Fonction publique. Harcèlement sexuel. Propos discriminatoires créant un climat de travail hostile.

LEg

art 4

procédure

25.05.2022 Arrêté du Conseil d’Etat (révocation avec effet immédiat) 17.01.2023 Arrêt de la Cour de justice, Chambre administrative (ATA/30/2023) 04.09.2023 Arrêt du Tribunal fédéral, IVe Cour de droit public (8C_126/2023)

résumé

Un fonctionnaire est révoqué avec effet immédiat à la suite d’une enquête administrative mettant en lumière plusieurs manquements graves et répétés à ses devoirs de service, dont la création d’un climat de travail hostile au sens de l’art. 4 LEg. La Cour de justice puis le Tribunal fédéral rejettent le recours du fonctionnaire. Une surcharge de travail, les dysfonctionnements d’un service, ou encore un « contexte paternaliste ou humoristique », ne sauraient justifier un comportement discriminatoire à l’égard des personnes subordonnées.

en fait

Engagé au Service de protection de l’adulte du canton de Genève en 2014, T. est promu chef de secteur le 1er avril 2019, avec quinze personnes sous sa responsabilité. Il est prévu que le fonctionnaire sera confirmé dans cette nouvelle fonction au terme d’une période d’essai de deux ans, pour autant que ses prestations soient satisfaisantes.
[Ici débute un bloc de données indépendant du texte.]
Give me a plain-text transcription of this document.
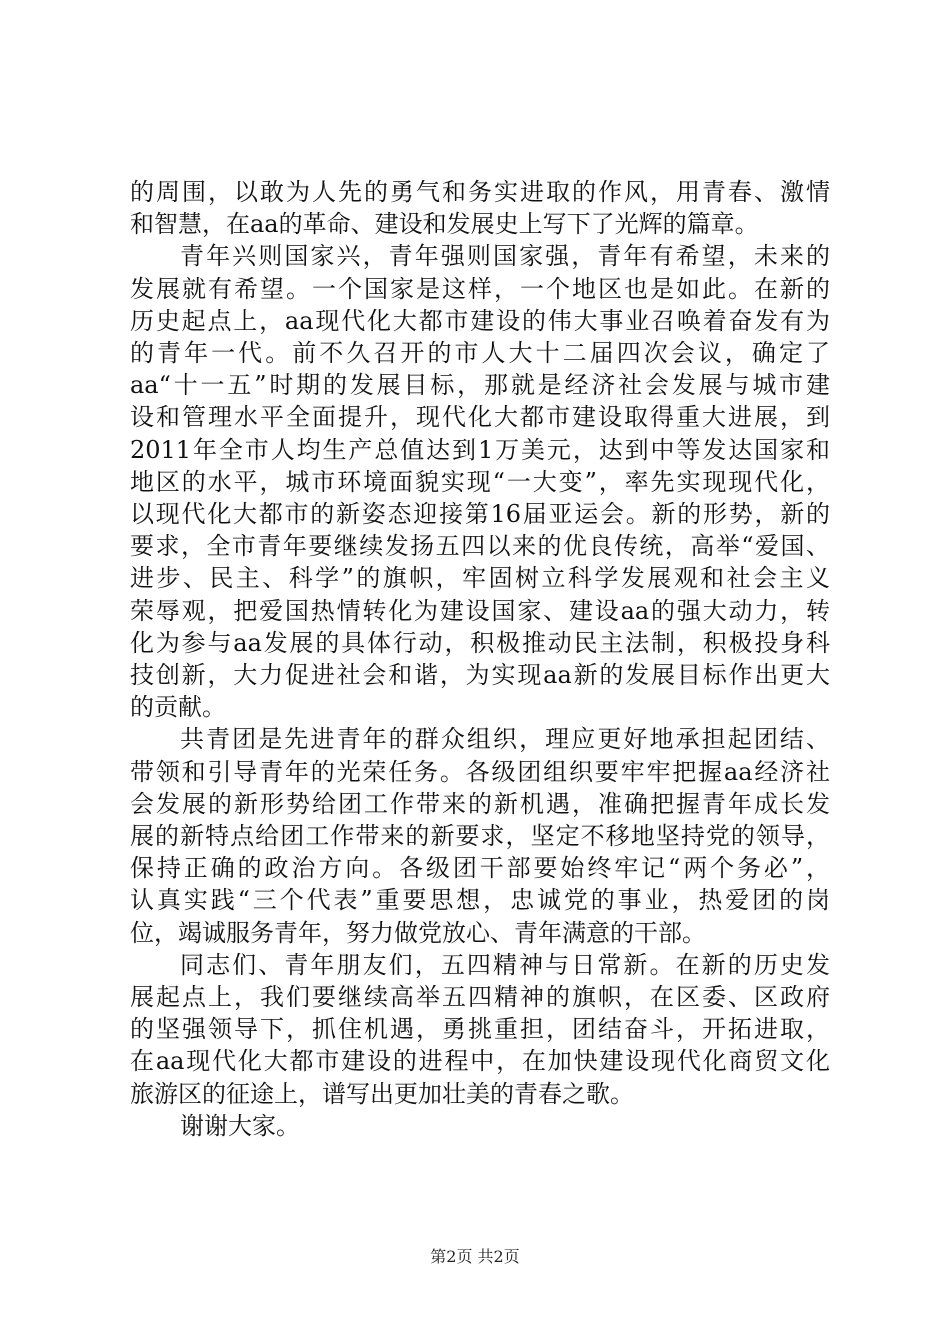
的周围，以敢为人先的勇气和务实进取的作风，用青春、激情
和智慧，在aa的革命、建设和发展史上写下了光辉的篇章。
青年兴则国家兴，青年强则国家强，青年有希望，未来的
发展就有希望。一个国家是这样，一个地区也是如此。在新的
历史起点上，aa现代化大都市建设的伟大事业召唤着奋发有为
的青年一代。前不久召开的市人大十二届四次会议，确定了
aa“十一五”时期的发展目标，那就是经济社会发展与城市建
设和管理水平全面提升，现代化大都市建设取得重大进展，到
2011年全市人均生产总值达到1万美元，达到中等发达国家和
地区的水平，城市环境面貌实现“一大变”，率先实现现代化，
以现代化大都市的新姿态迎接第16届亚运会。新的形势，新的
要求，全市青年要继续发扬五四以来的优良传统，高举“爱国、
进步、民主、科学”的旗帜，牢固树立科学发展观和社会主义
荣辱观，把爱国热情转化为建设国家、建设aa的强大动力，转
化为参与aa发展的具体行动，积极推动民主法制，积极投身科
技创新，大力促进社会和谐，为实现aa新的发展目标作出更大
的贡献。
共青团是先进青年的群众组织，理应更好地承担起团结、
带领和引导青年的光荣任务。各级团组织要牢牢把握aa经济社
会发展的新形势给团工作带来的新机遇，准确把握青年成长发
展的新特点给团工作带来的新要求，坚定不移地坚持党的领导，
保持正确的政治方向。各级团干部要始终牢记“两个务必”，
认真实践“三个代表”重要思想，忠诚党的事业，热爱团的岗
位，竭诚服务青年，努力做党放心、青年满意的干部。
同志们、青年朋友们，五四精神与日常新。在新的历史发
展起点上，我们要继续高举五四精神的旗帜，在区委、区政府
的坚强领导下，抓住机遇，勇挑重担，团结奋斗，开拓进取，
在aa现代化大都市建设的进程中，在加快建设现代化商贸文化
旅游区的征途上，谱写出更加壮美的青春之歌。
谢谢大家。
第2页 共2页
Le 12 novembre 2020, le directeur du service reçoit les doléances de quatre subordonnées de T., qui reprochent à ce dernier plusieurs manquements au niveau de la gestion du secteur et de son comportement.

Un entretien a lieu le 23 février 2021 en présence du directeur, d’une personne responsable RH et de T., qui prend connaissance des dépositions de ses subordonnées. Au vu de la gravité des faits, T. est libéré de son obligation de travailler.

Au terme d’un entretien d’évaluation mené le 30 mars 2021, l’employeur de T. lui indique qu’il envisage de ne pas confirmer sa promotion au poste de chef de secteur.

Par arrêté du 21 avril 2021, le Conseil d’Etat demande l’ouverture d’une enquête administrative à l’encontre de T., provisoirement suspendu.

Le 26 avril 2021, le département compétent informe T. qu’il n’est pas confirmé comme chef de secteur et sera rétrogradé dans sa précédente fonction de gestionnaire.

Fin janvier 2022, l’enquêtrice rend son rapport, dont il ressort que le fonctionnaire a violé ses devoirs de services de manière importante et répétée, notamment en adoptant à l’encontre de ses subordonnées des comportements discriminatoires au sens de la loi fédérale sur l’égalité.

Par arrêté du 25 mai 2022, le Conseil d’Etat révoque T. avec effet immédiat.

Saisie d’un recours contre cet arrêté, la Chambre administrative de la Cour de justice le rejette en date du 17 janvier 2023.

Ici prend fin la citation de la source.